SAN STINO. Ivan Gerbut era in Italia da sette anni, giunto dall’Ucraina per cercare un futuro migliore. Abitava con la madre in via Kennedy, al civico numero 15, in un appartamento vicino al centro del paese e soprattutto a pochi km dal luogo del terribile schianto avvenuto mercoledì sera. A San Stino si era integrato bene, adattandosi a fare i lavori più umili. A cominciare da badante di una persona anziana, quindi fattorino per una pizzeria della località sulle rive del Livenza e da pochi mesi operaio in una ditta di Fossalta di Piave. Aveva la passione per i motori e in particolar modo per la motocicletta, mezzo con cui si spostava spesso nelle varie località del Veneto Orientale. Aveva tanti amici e in paese si faceva ben volere. A San Stino lo conoscevano in tanti. Quando la notizia della sua morte si è sparsa, in molti hanno voluto ricordarlo.

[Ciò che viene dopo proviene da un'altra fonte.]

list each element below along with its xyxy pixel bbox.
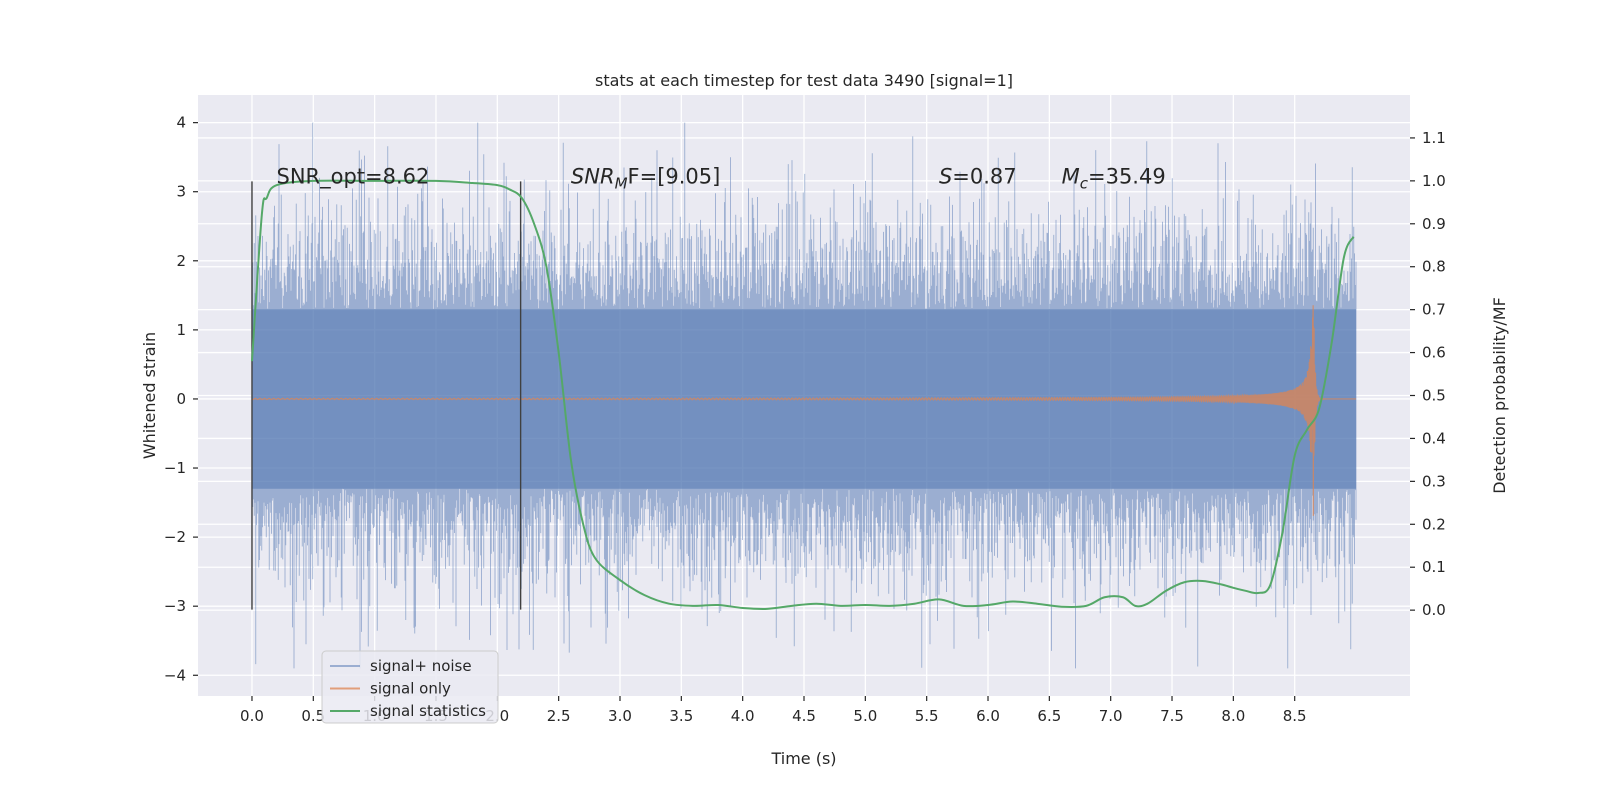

La testimonianza più toccante, affidata a Facebook, è sicuramente quella della residente Simonetta Calasso, il cui padre è stato assistito in passato proprio dal 27enne ucraino. «La mia famiglia e io gli siamo riconoscenti», dice Sinometta Calasso, «per il sostegno che ci ha dato facendo assistenza a mio padre e per altri supporti che ci ha dato nel momento del bisogno. Era un giovane forte e ingegnoso, arrivato in Italia per raggiungere la mamma e lasciarsi alle spalle una vita difficile in Ucraina. Ogni tanto su mia richiesta mi raccontava, nel suo particolare italiano, delle condizioni di vita nel paesino di campagna dove viveva
con la famiglia di origine. Qui si adattava a fare qualsiasi lavoro, compreso quello duro del badante (che svolgeva con grande impegno) con tanta voglia di costruirsi un futuro migliore per poter magari tornare nella sua Ucraina, prima o poi. Purtroppo non ce l’ha fatta». (a.con.)